Il était dur de se concentrer sur le cours lorsque certains élèves chuchotaient dans mon dos et se passaient des messages. Je voulais absolument savoir ce qu'il se disait mais savait très bien que ce papier n'arriverait jamais sur mon bureau : je n'étais tout simplement pas la personne avec qui on parlait de ces choses là. Je n'étais pas paranoïaque mais mon instinct me disait que cela me concernait pourtant. Je n'avais pas envie de me faire arroser à la sortie des cours comme une fois, ou encore de recevoir des déchets ménagers à la figure. Je m'y étais habituée. Les premières blagues que l'on m'avait fait étaient vraiment horribles, et au fur et à mesure .. Je m'étais rendue compte que cela n'arrêterait jamais.
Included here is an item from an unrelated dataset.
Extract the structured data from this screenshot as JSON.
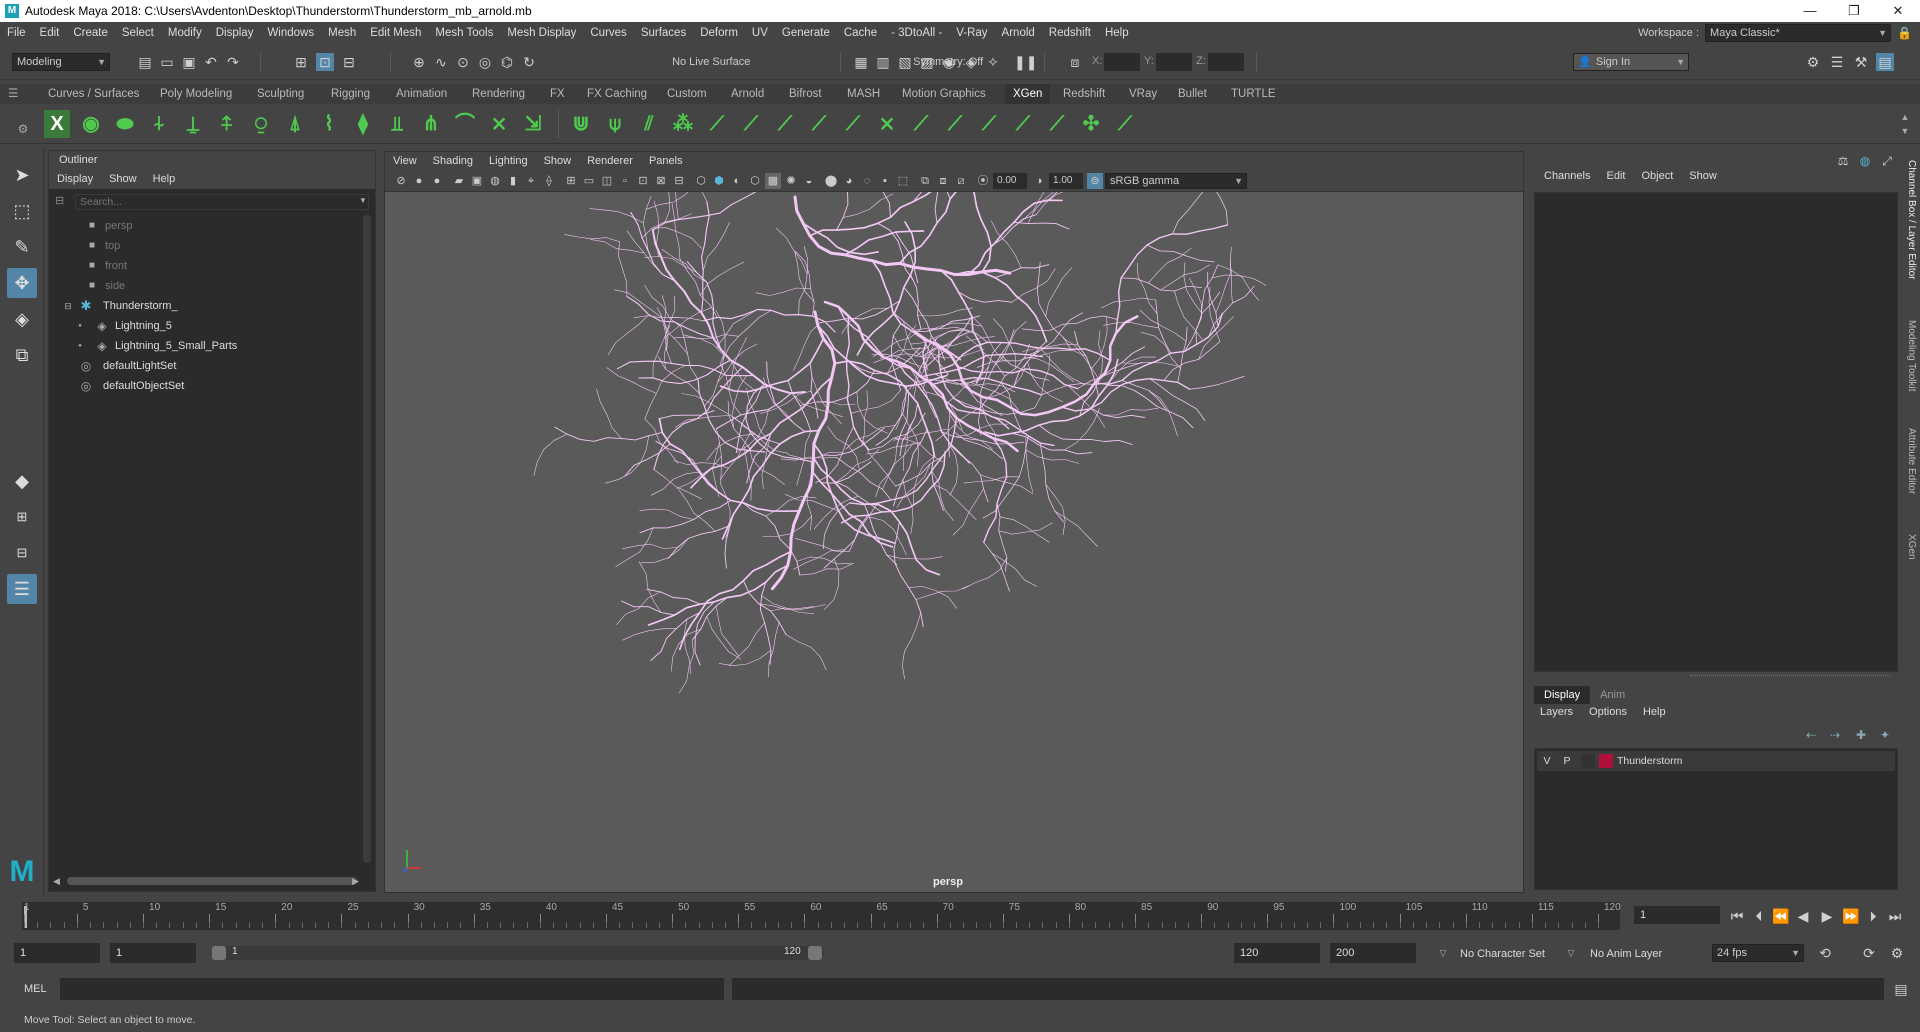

Du moment que cela ne mettait pas en danger ma vie, ça allait. Parfois, je rentrais avec quelques bleus quand une farce dégénérait mais ce n'était jamais bien grave. On m'avait toujours dit que je marquais facilement. De toute façon, il n'y avait guère grand monde chez moi pour s'inquiéter de quelques tâches violettes sur mes membres. Ma mère ne m'adressait pas un mot dans la journée et nous ne faisions que nous croiser quelques fois. Considérant que j'étais assez grande pour m'occuper de moi toute seule, elle ne faisait aucunes tâches ménagères et me laissait faire la cuisine pour moi même. Cela ne me dérangeait pas mais la tristesse venait souvent dans mon esprit : j'aurais tellement rêvé d'avoir une famille aimante. Mais cela ne changerait jamais. Je pleurais tous les soirs, seule, dans mon lit. Le matin, aussi. Et à chaque fois qu'il n'y avait personne à côté de moi, c'était vrai. Je me sentais tellement faible et pathétique et faisais tout pour ne pas céder, sans succès. Je me haïssais, vraiment. Tout en moi n'était pas assez bien : je ne possédais aucun talent. Même mon intelligence laissait à désirer car je n'arrivais pas à faire aussi bien que j'en avais envie.
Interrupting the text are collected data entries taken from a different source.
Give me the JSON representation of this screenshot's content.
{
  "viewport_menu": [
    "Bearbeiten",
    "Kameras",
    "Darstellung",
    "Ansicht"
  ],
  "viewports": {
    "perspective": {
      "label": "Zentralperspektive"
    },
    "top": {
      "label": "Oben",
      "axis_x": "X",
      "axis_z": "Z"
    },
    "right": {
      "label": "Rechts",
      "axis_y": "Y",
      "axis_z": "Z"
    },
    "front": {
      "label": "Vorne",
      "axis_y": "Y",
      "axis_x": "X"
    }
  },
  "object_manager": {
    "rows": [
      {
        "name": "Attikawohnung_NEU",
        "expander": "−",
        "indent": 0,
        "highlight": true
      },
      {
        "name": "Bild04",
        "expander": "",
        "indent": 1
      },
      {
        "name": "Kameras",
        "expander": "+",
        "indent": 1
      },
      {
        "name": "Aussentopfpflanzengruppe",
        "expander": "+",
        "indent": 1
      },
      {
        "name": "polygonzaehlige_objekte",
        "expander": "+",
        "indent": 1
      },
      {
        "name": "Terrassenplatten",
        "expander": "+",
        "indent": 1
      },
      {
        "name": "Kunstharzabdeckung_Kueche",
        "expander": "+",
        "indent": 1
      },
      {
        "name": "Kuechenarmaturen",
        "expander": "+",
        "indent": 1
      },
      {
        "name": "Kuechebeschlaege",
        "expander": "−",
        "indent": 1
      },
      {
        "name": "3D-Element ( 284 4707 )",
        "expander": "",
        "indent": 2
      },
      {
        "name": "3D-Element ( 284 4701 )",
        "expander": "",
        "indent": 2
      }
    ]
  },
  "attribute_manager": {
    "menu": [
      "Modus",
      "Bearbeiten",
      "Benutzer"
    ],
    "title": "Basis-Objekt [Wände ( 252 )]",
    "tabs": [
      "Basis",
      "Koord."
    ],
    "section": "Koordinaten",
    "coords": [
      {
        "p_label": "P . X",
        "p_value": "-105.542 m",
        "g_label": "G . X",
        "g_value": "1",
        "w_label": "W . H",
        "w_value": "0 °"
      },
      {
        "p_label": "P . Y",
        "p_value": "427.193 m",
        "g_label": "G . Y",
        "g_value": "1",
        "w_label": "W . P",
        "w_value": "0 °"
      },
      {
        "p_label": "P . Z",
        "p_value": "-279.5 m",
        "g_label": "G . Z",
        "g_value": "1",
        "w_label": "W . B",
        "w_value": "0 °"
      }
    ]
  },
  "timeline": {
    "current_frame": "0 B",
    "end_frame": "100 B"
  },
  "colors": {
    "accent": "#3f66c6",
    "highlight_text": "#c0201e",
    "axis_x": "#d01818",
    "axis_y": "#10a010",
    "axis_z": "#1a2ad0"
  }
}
L'histoire me plaisait. Tout simplement parce que, comme son nom l'indiquait, c'était aussi intéressant qu'un roman. Je prenais silencieusement mes notes, dans une écriture claire et concise accompagnée de sigles qui me permettaient de tout réviser une fois à la maison. Beaucoup de gens me disaient que c'était stupide, de travailler comme ça : je ne ferais jamais une grande carrière. Quand on naissait dans une famille comme la mienne, on avait pas beaucoup de chance de terminer dans un haut poste. Je n'irais pas dans les mines mais j'aurais sûrement un travail aussi contraignant et dur. Aussi mal payé. Parfois, je pensais que c'était injuste. Et puis, je me rappelais que je vivais à Panem sous le gouvernement du président Snow. Il fallait que je m'y fasse.
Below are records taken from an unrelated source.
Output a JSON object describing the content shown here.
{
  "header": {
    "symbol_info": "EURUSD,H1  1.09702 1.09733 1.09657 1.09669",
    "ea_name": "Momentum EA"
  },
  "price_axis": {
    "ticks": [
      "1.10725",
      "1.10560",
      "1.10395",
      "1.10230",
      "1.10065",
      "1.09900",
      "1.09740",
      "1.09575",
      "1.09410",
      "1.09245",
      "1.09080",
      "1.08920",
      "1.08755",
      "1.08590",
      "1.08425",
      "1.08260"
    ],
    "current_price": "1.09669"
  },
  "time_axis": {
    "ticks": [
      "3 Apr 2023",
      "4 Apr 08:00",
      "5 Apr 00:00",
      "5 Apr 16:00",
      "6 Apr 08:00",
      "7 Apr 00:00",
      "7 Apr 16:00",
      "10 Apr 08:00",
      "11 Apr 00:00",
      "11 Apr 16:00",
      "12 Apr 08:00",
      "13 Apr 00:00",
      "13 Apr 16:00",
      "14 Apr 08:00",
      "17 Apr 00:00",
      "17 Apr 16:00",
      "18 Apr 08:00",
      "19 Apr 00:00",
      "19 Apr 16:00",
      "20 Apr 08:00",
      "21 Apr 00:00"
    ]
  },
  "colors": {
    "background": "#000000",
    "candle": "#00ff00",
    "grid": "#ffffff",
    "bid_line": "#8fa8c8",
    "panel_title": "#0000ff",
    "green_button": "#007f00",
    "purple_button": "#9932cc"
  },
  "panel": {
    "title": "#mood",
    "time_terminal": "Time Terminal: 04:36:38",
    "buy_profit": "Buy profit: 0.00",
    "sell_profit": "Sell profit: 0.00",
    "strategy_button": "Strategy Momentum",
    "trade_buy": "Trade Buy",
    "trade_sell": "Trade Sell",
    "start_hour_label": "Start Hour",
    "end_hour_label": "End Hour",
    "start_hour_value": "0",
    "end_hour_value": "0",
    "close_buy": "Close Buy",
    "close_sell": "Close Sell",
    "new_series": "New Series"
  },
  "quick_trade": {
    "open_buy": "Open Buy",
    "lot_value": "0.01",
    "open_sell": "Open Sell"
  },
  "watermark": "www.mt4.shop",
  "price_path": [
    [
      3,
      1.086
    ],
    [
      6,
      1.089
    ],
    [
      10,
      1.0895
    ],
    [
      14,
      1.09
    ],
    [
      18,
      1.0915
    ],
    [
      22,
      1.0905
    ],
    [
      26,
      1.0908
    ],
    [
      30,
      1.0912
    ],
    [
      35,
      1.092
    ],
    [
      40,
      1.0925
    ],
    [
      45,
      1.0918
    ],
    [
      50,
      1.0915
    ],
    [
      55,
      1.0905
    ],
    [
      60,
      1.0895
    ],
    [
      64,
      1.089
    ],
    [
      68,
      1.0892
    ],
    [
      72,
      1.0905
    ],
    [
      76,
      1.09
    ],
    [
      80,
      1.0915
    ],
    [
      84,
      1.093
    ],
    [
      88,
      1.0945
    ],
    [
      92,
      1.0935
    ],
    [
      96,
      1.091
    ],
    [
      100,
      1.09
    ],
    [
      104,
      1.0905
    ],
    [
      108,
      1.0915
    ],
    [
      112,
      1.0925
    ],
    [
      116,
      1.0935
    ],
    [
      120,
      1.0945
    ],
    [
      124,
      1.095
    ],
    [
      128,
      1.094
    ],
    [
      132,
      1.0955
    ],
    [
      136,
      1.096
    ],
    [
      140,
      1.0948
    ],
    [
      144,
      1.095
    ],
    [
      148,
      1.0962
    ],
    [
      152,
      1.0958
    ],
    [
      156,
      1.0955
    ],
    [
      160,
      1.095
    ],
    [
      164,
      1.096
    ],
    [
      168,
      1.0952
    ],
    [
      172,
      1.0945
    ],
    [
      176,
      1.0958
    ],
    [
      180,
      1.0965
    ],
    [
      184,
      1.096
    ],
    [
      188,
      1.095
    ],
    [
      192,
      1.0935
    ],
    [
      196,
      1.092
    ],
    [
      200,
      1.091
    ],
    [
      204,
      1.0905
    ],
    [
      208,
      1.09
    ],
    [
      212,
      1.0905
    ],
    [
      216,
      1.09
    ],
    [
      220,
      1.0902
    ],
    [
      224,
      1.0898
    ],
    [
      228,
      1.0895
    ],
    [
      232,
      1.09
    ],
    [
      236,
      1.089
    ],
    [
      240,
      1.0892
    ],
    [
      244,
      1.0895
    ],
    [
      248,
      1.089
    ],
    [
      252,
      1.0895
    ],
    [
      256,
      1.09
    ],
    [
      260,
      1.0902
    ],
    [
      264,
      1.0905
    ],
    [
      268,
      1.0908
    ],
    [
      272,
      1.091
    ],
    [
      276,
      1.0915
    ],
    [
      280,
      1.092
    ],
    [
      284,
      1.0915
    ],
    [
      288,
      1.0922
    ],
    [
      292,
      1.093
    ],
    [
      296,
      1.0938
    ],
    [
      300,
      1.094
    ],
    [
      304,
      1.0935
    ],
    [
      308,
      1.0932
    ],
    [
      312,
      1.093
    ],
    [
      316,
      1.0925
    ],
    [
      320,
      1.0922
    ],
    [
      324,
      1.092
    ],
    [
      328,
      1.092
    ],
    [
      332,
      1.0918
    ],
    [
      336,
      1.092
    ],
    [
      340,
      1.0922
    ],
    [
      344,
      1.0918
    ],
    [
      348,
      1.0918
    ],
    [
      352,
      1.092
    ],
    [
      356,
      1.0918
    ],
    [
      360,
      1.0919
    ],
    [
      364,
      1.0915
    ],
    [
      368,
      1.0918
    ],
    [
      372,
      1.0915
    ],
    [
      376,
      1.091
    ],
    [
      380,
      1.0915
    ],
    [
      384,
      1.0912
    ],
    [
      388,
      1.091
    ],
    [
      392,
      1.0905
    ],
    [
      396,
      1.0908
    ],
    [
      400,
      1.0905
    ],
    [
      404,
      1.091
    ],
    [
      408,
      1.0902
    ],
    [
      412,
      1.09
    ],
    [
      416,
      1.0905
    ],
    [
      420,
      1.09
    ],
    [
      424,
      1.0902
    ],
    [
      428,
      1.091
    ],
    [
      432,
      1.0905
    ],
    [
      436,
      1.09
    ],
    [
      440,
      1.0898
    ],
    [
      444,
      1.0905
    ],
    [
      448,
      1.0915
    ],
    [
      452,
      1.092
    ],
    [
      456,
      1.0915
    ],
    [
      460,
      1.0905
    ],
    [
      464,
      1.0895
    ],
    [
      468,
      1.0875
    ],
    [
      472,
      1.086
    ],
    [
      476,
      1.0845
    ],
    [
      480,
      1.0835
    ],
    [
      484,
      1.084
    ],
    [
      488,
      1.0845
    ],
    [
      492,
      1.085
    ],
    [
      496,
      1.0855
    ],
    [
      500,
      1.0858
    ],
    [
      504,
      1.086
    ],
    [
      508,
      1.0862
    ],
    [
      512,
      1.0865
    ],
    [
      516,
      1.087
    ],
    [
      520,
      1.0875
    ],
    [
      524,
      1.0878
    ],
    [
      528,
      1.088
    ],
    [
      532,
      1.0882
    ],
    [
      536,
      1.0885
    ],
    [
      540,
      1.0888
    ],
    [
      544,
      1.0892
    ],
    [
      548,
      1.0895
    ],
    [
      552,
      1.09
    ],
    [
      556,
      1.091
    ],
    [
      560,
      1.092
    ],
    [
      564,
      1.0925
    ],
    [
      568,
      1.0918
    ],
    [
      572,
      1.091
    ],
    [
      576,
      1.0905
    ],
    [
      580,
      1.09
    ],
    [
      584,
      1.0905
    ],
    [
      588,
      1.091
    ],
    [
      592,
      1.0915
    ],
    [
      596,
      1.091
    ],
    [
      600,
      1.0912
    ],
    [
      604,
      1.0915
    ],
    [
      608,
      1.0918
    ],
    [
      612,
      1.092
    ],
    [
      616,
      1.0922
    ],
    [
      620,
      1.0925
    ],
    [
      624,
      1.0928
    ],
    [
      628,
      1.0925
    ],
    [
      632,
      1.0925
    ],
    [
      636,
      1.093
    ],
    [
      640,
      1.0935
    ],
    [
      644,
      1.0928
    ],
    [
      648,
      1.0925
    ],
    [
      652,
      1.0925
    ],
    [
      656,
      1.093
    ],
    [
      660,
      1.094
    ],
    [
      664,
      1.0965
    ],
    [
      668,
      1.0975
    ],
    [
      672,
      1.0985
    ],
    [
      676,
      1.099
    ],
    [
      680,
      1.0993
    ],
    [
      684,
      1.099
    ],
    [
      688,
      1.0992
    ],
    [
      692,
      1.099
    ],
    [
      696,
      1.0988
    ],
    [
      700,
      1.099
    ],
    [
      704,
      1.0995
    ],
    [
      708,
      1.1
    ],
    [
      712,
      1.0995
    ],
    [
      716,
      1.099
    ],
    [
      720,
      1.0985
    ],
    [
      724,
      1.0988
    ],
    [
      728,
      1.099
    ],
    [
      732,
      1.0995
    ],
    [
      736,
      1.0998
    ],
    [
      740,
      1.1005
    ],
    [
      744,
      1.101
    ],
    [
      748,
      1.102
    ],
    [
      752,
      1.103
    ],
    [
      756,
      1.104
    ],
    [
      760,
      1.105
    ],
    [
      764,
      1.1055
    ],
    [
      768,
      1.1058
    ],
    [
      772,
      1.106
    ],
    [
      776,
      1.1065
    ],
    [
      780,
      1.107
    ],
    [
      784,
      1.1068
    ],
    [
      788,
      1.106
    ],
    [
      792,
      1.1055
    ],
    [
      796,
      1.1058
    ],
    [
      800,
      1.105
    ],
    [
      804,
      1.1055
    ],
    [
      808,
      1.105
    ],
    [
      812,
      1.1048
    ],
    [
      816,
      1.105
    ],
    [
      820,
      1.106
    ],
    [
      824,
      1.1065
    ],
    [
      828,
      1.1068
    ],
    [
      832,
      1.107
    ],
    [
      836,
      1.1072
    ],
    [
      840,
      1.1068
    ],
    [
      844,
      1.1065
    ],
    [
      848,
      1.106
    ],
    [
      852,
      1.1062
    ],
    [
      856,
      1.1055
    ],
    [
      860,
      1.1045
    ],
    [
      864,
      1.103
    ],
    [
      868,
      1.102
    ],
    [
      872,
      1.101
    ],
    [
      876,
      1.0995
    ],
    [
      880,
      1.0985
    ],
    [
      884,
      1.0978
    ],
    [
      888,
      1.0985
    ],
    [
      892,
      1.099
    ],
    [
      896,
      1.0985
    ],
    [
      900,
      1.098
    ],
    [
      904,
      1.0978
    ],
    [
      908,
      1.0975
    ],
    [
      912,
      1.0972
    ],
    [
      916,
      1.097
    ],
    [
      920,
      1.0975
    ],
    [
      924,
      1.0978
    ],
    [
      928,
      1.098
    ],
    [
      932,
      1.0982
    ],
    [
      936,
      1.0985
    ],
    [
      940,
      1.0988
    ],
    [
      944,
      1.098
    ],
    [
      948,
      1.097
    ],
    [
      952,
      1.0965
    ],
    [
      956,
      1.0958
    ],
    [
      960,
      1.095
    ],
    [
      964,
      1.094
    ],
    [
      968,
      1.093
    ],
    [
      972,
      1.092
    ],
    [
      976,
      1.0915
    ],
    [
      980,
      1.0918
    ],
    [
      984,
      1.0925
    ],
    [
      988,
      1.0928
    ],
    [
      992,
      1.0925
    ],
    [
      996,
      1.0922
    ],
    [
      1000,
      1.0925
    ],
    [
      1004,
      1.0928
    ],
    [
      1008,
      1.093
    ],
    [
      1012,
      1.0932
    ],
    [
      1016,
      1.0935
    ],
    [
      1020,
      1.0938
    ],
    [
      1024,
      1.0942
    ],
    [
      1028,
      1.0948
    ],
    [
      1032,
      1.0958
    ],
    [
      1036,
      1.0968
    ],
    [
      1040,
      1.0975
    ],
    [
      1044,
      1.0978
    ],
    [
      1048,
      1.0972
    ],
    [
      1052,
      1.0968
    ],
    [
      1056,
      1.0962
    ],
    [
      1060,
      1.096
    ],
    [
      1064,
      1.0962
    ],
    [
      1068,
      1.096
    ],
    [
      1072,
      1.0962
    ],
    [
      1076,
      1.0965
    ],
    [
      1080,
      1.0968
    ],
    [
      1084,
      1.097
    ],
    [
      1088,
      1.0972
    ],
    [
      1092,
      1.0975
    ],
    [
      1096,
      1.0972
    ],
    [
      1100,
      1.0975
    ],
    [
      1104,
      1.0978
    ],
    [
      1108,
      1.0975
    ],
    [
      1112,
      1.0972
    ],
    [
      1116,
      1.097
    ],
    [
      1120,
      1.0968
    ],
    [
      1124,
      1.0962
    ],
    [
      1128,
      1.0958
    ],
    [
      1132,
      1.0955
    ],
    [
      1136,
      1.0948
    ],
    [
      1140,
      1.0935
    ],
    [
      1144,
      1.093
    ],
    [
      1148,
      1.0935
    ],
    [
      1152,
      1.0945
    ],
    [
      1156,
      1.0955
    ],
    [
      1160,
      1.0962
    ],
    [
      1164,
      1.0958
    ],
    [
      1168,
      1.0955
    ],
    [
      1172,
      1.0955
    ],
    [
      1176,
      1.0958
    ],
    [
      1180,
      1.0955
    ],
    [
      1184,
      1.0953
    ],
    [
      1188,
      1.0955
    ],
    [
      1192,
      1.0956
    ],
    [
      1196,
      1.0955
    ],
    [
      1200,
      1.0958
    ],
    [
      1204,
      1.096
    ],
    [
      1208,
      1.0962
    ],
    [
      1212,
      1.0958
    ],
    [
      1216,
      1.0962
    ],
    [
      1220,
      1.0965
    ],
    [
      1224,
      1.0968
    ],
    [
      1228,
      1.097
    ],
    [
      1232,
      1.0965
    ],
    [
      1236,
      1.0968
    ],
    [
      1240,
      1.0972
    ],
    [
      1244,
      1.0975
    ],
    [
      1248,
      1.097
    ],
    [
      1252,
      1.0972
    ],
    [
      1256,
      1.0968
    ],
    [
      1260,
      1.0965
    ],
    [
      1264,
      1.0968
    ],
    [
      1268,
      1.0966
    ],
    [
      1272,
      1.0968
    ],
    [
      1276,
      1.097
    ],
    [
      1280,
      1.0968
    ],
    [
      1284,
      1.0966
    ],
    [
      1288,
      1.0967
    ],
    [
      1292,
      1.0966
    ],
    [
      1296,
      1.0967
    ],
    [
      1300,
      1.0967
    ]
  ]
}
Finalement, la cloche annonça la fin de ce cours et le début d'un petit temps de « pause ». La plupart des gens en profitaient pour parler entre eux, aller chercher leurs livres. J'avais tout dans mon sac et n'avais personne à qui parler : cela réglait la chose. Alors, pour m'occuper, je me cultivais et me plongeais dans mes œuvres préférées ou des nouveautés. J'avais pioché au hasard quelque chose dans les livres de ma mère le matin même et avais lu une centaine de pages avant le début des cours. Je n'avais pas encore bien compris le registre ou le thème, encore moins où ça allait en venir. Mais c'était des mots, et je les buvais. Je levais le regard à intermittence pour observer Ansley qui parlait à Trevor, pour une raison qui m'échappait totalement. Ce dernier était mon principal tortionnaire et je ne pouvais pas l'apprécier. Le premier .. était le seul garçon que j'appréciais dans cet endroit, sans même lui avoir parlé. Je lui trouvais toutes les qualités du monde et il m'épatait toujours. Tout ce que j'aurais recherché dans une quelconque relation sociale, seulement, cela n'arriverait sûrement jamais.Il m'était arrivé de me donner le défi de lui adresser la parole, lui demander l'heure ou autre. Je n'y étais jamais arrivé. Mon obsession s'était accentuée à la disparition de mon père, comme si je pensais que nous avions un quelconque lien du fait de nos parents qui se fréquentaient. J'étais sûrement folle.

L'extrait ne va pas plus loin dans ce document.